Scroll untuk membaca artikel
Hernawan | Rico Andreano
Ilustrasi hitam dan putih. (Pixabay)

Bak kehidupan tanpa nyawa. Segenap nyawa kehidupan manusia mati seketika di dunia. Terkungkung sebuah kecanggihan teknologi yang mampu mendekatkan jarak yang sangat jauh, menjadi jarak yang sangat dekat, dan menjauhkan jarak yang sangat dekat, menjadi jarak yang sangat jauh.

Manusia-manusia satu sama lain seolah pongah dan tak peduli pada masing-masing. Tak ada lagi bahu-membahu menolong sesama.

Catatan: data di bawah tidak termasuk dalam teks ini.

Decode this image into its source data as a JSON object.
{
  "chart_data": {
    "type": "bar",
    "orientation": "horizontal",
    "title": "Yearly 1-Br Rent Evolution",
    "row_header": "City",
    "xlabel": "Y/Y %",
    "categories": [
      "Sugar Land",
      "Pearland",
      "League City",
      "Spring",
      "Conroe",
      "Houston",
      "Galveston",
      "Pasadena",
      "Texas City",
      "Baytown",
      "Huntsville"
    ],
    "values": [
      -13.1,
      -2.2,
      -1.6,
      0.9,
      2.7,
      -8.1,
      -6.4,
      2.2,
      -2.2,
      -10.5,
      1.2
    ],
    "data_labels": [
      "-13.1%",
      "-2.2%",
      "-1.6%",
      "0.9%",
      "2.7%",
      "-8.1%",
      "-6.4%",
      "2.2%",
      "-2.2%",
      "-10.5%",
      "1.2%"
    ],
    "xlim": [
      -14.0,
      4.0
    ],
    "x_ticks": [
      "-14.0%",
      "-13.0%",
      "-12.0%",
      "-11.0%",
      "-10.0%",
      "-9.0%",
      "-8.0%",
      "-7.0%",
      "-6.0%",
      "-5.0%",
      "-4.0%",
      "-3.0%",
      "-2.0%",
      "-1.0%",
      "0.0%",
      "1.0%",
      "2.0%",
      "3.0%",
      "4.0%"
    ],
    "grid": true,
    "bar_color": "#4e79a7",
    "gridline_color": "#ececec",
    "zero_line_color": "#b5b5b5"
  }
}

Semuanya saling mementingkan diri sendiri.

Diri sendiri berselimut atas kebanggaan dirinya. Kecanggihan teknologi itulah yang dinamakan gadget. Gadget sudah menjadi kehidupan sehari-hari manusia.

Manusia semakin terlekatkan segalanya oleh kecanggihan yang dimiliki oleh gadget. Alam maya pun terasa menjadi kehidupan nyata.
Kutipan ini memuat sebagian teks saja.